Por la tarde nos dirigimos a la isla de San Martín. El trayecto hasta esta última es de menos de 2 millas y lo hicimos solo con el génova. Fondeamos junto a dos barcos extranjeros en la playa de San Martín, un pequeño arenal de 500 metros en su costa Este con una casa particular a pocos metros de la orilla, al parecer donada por un paciente agradecido a un médico de Vigo. En la isla no se puede desembarcar, así que nos conformamos con fondear y también algunos con darse un baño, muy rápido pues el agua estaba helada. Volvimos a Vigo al atardecer, llegando casi de noche pues el escaso viento decayó y tuvimos que acabar a motor.

El día siguiente llovió como solo sabe hacerlo el cielo de Galicia, parecía mentira que estuviéramos en el mismo escenario. Visitamos la ciudad y aprovechamos para cambiar una de las baterías del Corto Maltés que daba ya señales de desfallecer.
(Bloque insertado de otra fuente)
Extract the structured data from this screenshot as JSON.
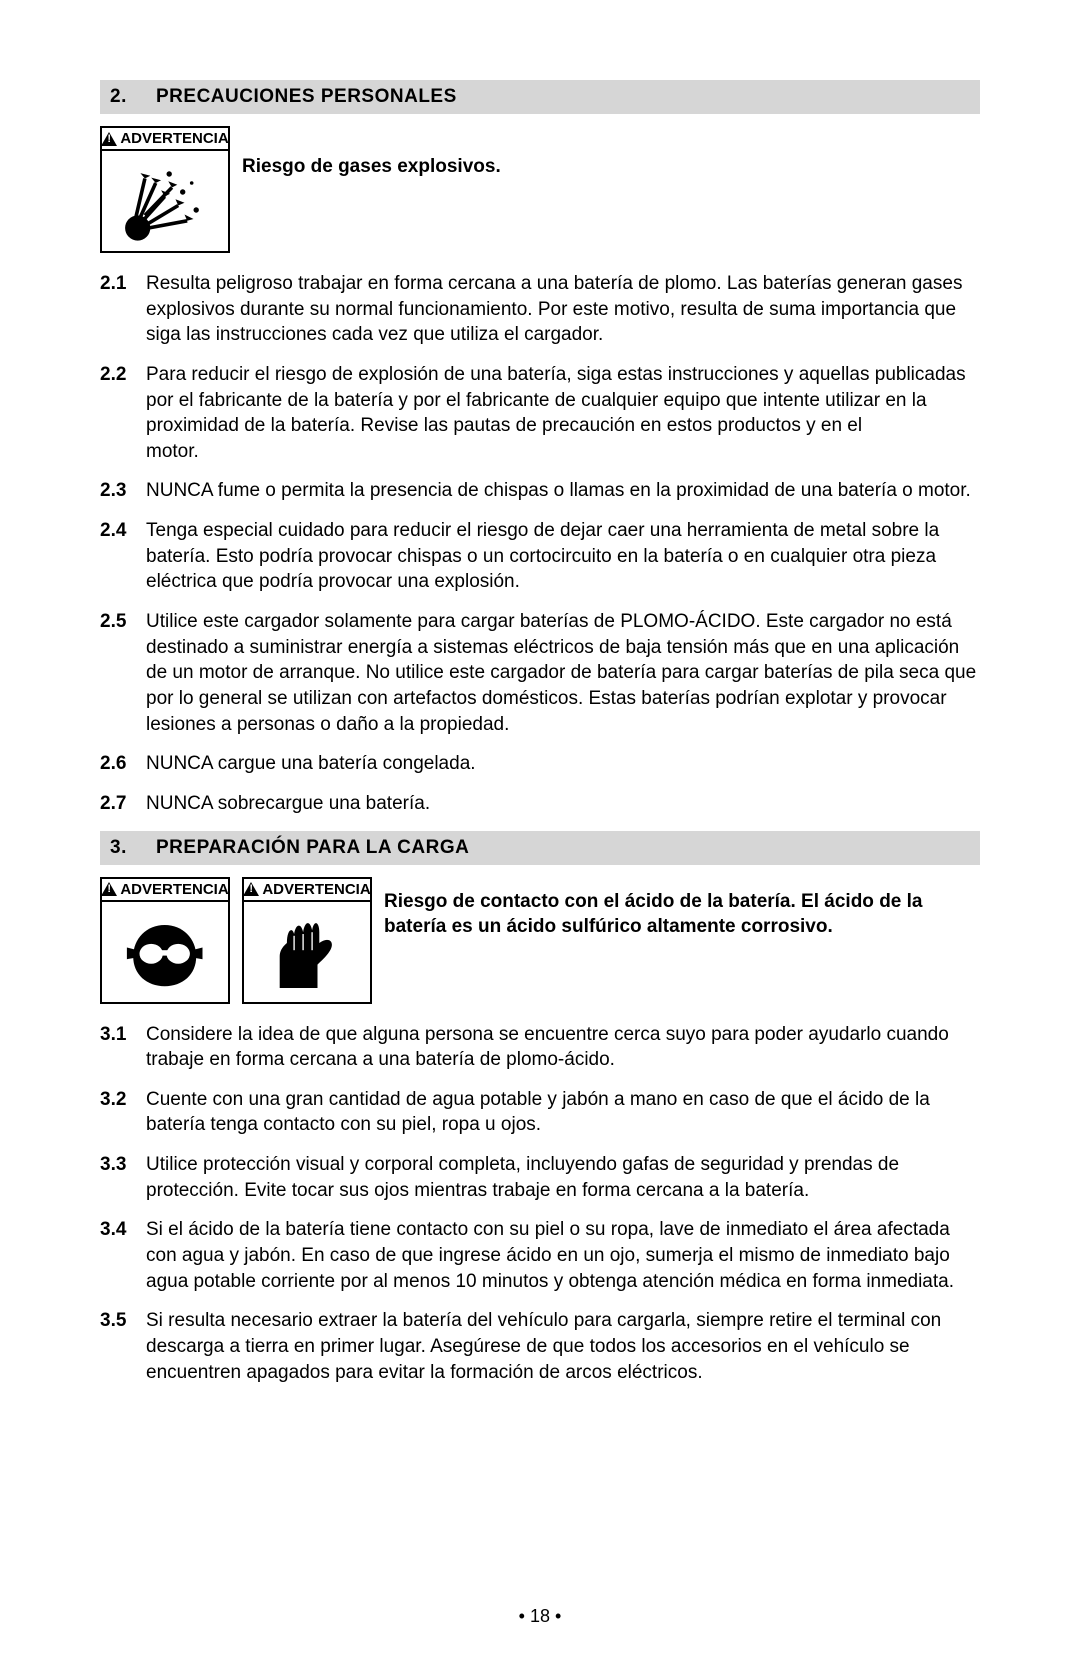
{
  "section2": {
    "num": "2.",
    "title": "PRECAUCIONES PERSONALES",
    "warning_label": "ADVERTENCIA",
    "risk": "Riesgo de gases explosivos.",
    "items": [
      {
        "num": "2.1",
        "text": "Resulta peligroso trabajar en forma cercana a una batería de plomo. Las baterías generan gases explosivos durante su normal funcionamiento. Por este motivo, resulta de suma importancia que siga las instrucciones cada vez que utiliza el cargador."
      },
      {
        "num": "2.2",
        "text": "Para reducir el riesgo de explosión de una batería, siga estas instrucciones y aquellas publicadas por el fabricante de la batería y por el fabricante de cualquier equipo que intente utilizar en la proximidad de la batería. Revise las pautas de precaución en estos productos y en el\nmotor."
      },
      {
        "num": "2.3",
        "text": "NUNCA fume o permita la presencia de chispas o llamas en la proximidad de una batería o motor."
      },
      {
        "num": "2.4",
        "text": "Tenga especial cuidado para reducir el riesgo de dejar caer una herramienta de metal sobre la batería. Esto podría provocar chispas o un cortocircuito en la batería o en cualquier otra pieza eléctrica que podría provocar una explosión."
      },
      {
        "num": "2.5",
        "text": "Utilice este cargador solamente para cargar baterías de PLOMO-ÁCIDO. Este cargador no está destinado a suministrar energía a sistemas eléctricos de baja tensión más que en una aplicación de un motor de arranque. No utilice este cargador de batería para cargar baterías de pila seca que por lo general se utilizan con artefactos domésticos. Estas baterías podrían explotar y provocar lesiones a personas o daño a la propiedad."
      },
      {
        "num": "2.6",
        "text": "NUNCA cargue una batería congelada."
      },
      {
        "num": "2.7",
        "text": "NUNCA sobrecargue una batería."
      }
    ]
  },
  "section3": {
    "num": "3.",
    "title": "PREPARACIÓN PARA LA CARGA",
    "warning_label": "ADVERTENCIA",
    "risk": "Riesgo de contacto con el ácido de la batería. El ácido de la batería es un ácido sulfúrico altamente corrosivo.",
    "items": [
      {
        "num": "3.1",
        "text": "Considere la idea de que alguna persona se encuentre cerca suyo para poder ayudarlo cuando trabaje en forma cercana a una batería de plomo-ácido."
      },
      {
        "num": "3.2",
        "text": "Cuente con una gran cantidad de agua potable y jabón a mano en caso de que el ácido de la batería tenga contacto con su piel, ropa u ojos."
      },
      {
        "num": "3.3",
        "text": "Utilice protección visual y corporal completa, incluyendo gafas de seguridad y prendas de protección. Evite tocar sus ojos mientras trabaje en forma cercana a la batería."
      },
      {
        "num": "3.4",
        "text": "Si el ácido de la batería tiene contacto con su piel o su ropa, lave de inmediato el área afectada con agua y jabón. En caso de que ingrese ácido en un ojo, sumerja el mismo de inmediato bajo agua potable corriente por al menos 10 minutos y obtenga atención médica en forma inmediata."
      },
      {
        "num": "3.5",
        "text": "Si resulta necesario extraer la batería del vehículo para cargarla, siempre retire el terminal con descarga a tierra en primer lugar. Asegúrese de que todos los accesorios en el vehículo se encuentren apagados para evitar la formación de arcos eléctricos."
      }
    ]
  },
  "page_number": "• 18 •"
}
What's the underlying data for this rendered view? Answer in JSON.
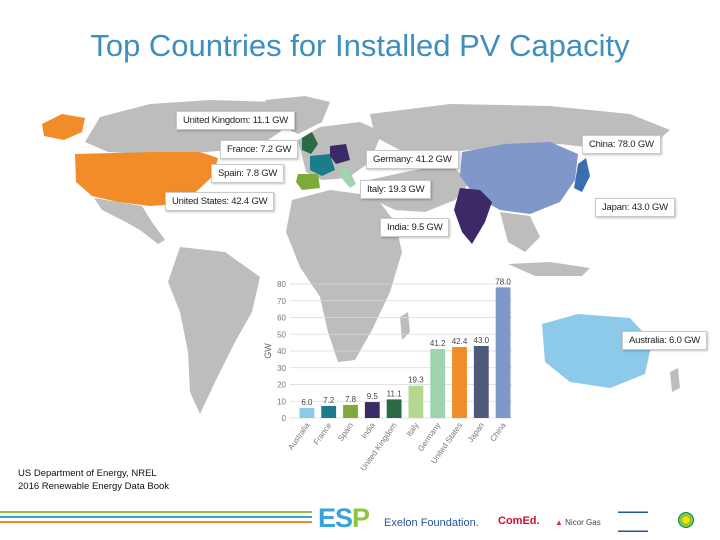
{
  "title": "Top Countries for Installed PV Capacity",
  "callouts": {
    "uk": "United Kingdom: 11.1 GW",
    "france": "France: 7.2 GW",
    "spain": "Spain: 7.8 GW",
    "us": "United States: 42.4 GW",
    "germany": "Germany: 41.2 GW",
    "italy": "Italy: 19.3 GW",
    "india": "India: 9.5 GW",
    "china": "China: 78.0 GW",
    "japan": "Japan: 43.0 GW",
    "australia": "Australia: 6.0 GW"
  },
  "chart_data": {
    "type": "bar",
    "categories": [
      "Australia",
      "France",
      "Spain",
      "India",
      "United Kingdom",
      "Italy",
      "Germany",
      "United States",
      "Japan",
      "China"
    ],
    "values": [
      6.0,
      7.2,
      7.8,
      9.5,
      11.1,
      19.3,
      41.2,
      42.4,
      43.0,
      78.0
    ],
    "value_labels": [
      "6.0",
      "7.2",
      "7.8",
      "9.5",
      "11.1",
      "19.3",
      "41.2",
      "42.4",
      "43.0",
      "78.0"
    ],
    "colors": [
      "#8dc9e8",
      "#1a7d8c",
      "#7dab3a",
      "#3b2a66",
      "#2b6a45",
      "#b5d88f",
      "#9fd4b0",
      "#f28c28",
      "#4d5a7a",
      "#7f97c9"
    ],
    "ylabel": "GW",
    "ylim": [
      0,
      80
    ],
    "yticks": [
      "0",
      "10",
      "20",
      "30",
      "40",
      "50",
      "60",
      "70",
      "80"
    ],
    "grid": true
  },
  "source": {
    "line1": "US Department of Energy, NREL",
    "line2": "2016 Renewable Energy Data Book"
  },
  "logos": {
    "esp_main": "ES",
    "esp_p": "P",
    "exelon": "Exelon Foundation.",
    "comed": "ComEd.",
    "nicor": "Nicor Gas"
  },
  "colors": {
    "title": "#3e8ebf",
    "map_land": "#bdbdbd",
    "footer_line_1": "#8cc63f",
    "footer_line_2": "#3aa3d9",
    "footer_line_3": "#f28c28"
  }
}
No nos apetecía afrontar las largas etapas de Portugal, un país que no conocíamos por mar, con pocos puertos de abrigo y una meteorología inclemente, con el riesgo de que fallase el plotter. Igualmente para terminar de reparar el espí localizamos una velería que nos puso el ollao que le faltaba tras la reparación de Navia, que había dejado el puño de driza rematado con una pieza de cuero. Fue la reparación definitiva pues no solo no falló en todo el resto de la vuelta a España sino que ha quedado más sólido que los ollaos originales. Finalmente adquirimos un compás de marcaciones náutico, pues el que teníamos era uno militar menos exacto, compás que, por cierto, nos prestó un extraordinario servicio para identificar zonas de la costa que no conocíamos.

El siguiente día amaneció nublado pero no llovía, así que decidimos aprovechar una oportunidad única que brinda la Asociación de Marineros Artesanos de San Miguel de Bouzas (Vigo) de conocer la navegación en este tipo de veleros clásicos. Tienen una pequeña flota de “dornas” en la que permiten salir a navegar una vez a la semana a cualquiera que tenga interés en conocerlas. La dorna es la embarcación tradicional emblemática de las Rías Bajas. Originalmente era una barca de pesca de aproximadamente 4,50 metros de eslora y 1,50 de manga, con proa redonda que sobresale de la cubierta, la popa chata y la quilla pronunciada. Posteriormente se han construido dornas de mayor eslora, hasta de 8-9 metros, pero siempre sin cabina, manteniendo su carácter de embarcación abierta. Lleva una única vela latina y dos remos para cuando no hay viento. Generalmente la manejaban dos tripulantes a bordo, el patrón a la caña y el marinero que se ocupa del izado de la vela. Es de procedencia vikinga, totalmente fabricada en madera, construida en tingladillo con las tablas yuxtapuestas, montando unas sobre otras. Las cuadernas sobresalen de la cubierta formando los apoyos de los remos. Nos llamó mucho la atención el timón. Es una pieza enorme y muy pesada que, además, actúa como orza, prolongándose hacia delante más abajo de la quilla, gobernado mediante una caña de una sola pieza. El timón se guarda en cubierta y hay que conseguir envergarlo en los herrajes que lleva bajo el agua (y por tanto a ciegas) utilizando unos cabitos que lo guían hacia ellos. Pero esto que dicho así suena tan fácil, en la práctica cuesta varios intentos hasta que se da por bien armado. Con la introducción del motor se modificó el espejo de popa para acoplar un fueraborda, si bien algunas dornas lo instalan en un costado.